DeSantis devises plan to protect Floridians from ESG woke investment movement
Plan would would prohibit big banks, credit card companies and money transmitters from discriminating against customers based on their religious, political, or social beliefs, which have been identified as contributing to the ESG score.
Florida Gov. Ron DeSantis is pursuing a plan to protect residents from the environmental, social, and corporate governance (ESG) movement. The plan includes proposed new legislation for the 2023 legislative session as well as administrative action.
The ESG movement “threatens the vitality of the American economy and Americans’ economic freedom by targeting disfavored individuals and industries to advance a woke ideological agenda,” DeSantis said.
“The leveraging of corporate power to impose an ideological agenda on society represents an alarming trend,” DeSantis said when announcing the new plan Wednesday. “From Wall Street banks to massive asset managers and big tech companies, we have seen the corporate elite use their economic power to impose policies on the country that they could not achieve at the ballot box. Through the actions I announced today, we are protecting Floridians from woke capital and asserting the authority of our constitutional system over ideological corporate power.”
According to Robeco Institutional Asset Management B.V., “ESG funds are portfolios of equities and or bonds for which environmental, social and governance factors have been integrated into the investment process. … Environmental factors include the contribution a company or government makes to climate change through greenhouse gas emissions.”
Mastercard, for example, created a personalized carbon footprint tracker in collaboration with Swedish fintech Doconomy. The Mastercard Carbon Tracking product was created as an “easy-to-use API [that] allows financial institutions and merchants to embed carbon tracking inside their own digital products,” it states.
ESG, many argue, is based on the social credit score first established in China, which restricts citizens’ movements and freedoms based on their scores. When announcing the system, in 2014, the Chinese Communist Party said it was “an important component of the Socialist market economy system and the social governance system … keeping trust is glorious and breaking trust is disgraceful.”

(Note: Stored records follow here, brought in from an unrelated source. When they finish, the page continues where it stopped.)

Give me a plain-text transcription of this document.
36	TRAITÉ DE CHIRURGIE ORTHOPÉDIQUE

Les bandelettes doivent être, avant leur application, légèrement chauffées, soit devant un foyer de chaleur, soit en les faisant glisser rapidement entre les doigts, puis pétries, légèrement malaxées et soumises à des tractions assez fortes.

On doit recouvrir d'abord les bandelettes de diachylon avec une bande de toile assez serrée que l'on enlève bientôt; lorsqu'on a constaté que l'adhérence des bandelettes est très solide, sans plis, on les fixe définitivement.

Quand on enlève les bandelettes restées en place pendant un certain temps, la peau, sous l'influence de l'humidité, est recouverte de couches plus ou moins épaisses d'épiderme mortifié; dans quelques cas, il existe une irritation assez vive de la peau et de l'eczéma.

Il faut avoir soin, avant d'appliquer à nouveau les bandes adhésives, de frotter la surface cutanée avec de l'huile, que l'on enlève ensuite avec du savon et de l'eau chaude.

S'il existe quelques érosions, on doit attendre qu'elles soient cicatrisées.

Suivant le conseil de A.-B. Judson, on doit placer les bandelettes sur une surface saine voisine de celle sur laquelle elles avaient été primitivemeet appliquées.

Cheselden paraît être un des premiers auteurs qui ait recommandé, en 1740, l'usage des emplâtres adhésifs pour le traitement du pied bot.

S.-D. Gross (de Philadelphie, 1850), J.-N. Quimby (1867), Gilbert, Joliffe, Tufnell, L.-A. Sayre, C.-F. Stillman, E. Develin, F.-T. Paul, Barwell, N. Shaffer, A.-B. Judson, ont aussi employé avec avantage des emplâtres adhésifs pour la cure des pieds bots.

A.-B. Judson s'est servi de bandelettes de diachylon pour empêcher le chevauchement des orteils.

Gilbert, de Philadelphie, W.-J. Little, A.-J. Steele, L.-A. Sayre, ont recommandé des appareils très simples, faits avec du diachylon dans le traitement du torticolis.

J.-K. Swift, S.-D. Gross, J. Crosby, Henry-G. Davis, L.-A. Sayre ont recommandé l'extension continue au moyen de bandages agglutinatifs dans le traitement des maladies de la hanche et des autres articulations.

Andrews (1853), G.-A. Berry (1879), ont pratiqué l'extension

“Trust” is defined by the Chinese government.
“China’s social credit system is an ambitious initiative to build a database that monitors individual, corporate, and government behavior across the country in real time. According to the Chinese government, the system will use big data to build a high-trust society where individuals and organizations follow the law,” China Briefing reports. Government authorities submit data on businesses directly through standard government inspections, which is integrated in the National Internet+ Monitoring System that analyzes the data to calculate ratings.
“Businesses are mostly assessed on standard regulatory and compliance criteria that they are already legally required to fulfill,” according to the report. “This includes paying taxes on time, holding requisite licenses, meeting product quality standards, and fulfilling environmental protection requirements,” among other industry-specific requirements.
In America, "woke elites use ESG investing to prop up far left policies, undermining our national security and raising prices for Americans," state House Speaker Designate Paul Renner said. The Florida House will fight “to stop woke financial titans who seek to dictate policy to Floridians regardless of our choices at the ballot box.”
The 2023 legislative proposal would prohibit big banks, credit card companies and money transmitters from discriminating against customers based on their religious, political, or social beliefs, which have been identified as contributing to the score.
It will also prohibit State Board of Administration (SBA) fund managers from considering ESG factors when investing state money and require SBA fund managers to only consider maximizing return on investment on behalf of Florida’s retirees.
The proposed bill also would amend Florida’s Deceptive and Unfair Trade Practices statute to prohibit discriminatory practices by large financial institutions based on ESG metrics. DeSantis argues the metrics are arbitrary, based on political affiliation, religious beliefs, industry engagement, and ESG benchmarks. Entities that violate Florida’s ban on ESG would be considered deceptive and engaging in unfair trade practices and be penalized, according to the law.
At the next State Board of Administration meeting, DeSantis said he’s also proposing an update to the fiduciary duties of the board’s investment fund managers to exclude ESG from the state’s investment management practices.
According to a fact sheet provided by the governor’s office, ESG investors “prioritize woke corporate ideals and non-financial factors as part of their investing process,” who are “corporate cartel elites who do not represent the will of the people, but rather their investment strategies on social causes and virtue signaling while driving up costs for consumers in the name of diversity and sidelining hardworking Americans by threatening their livelihoods.”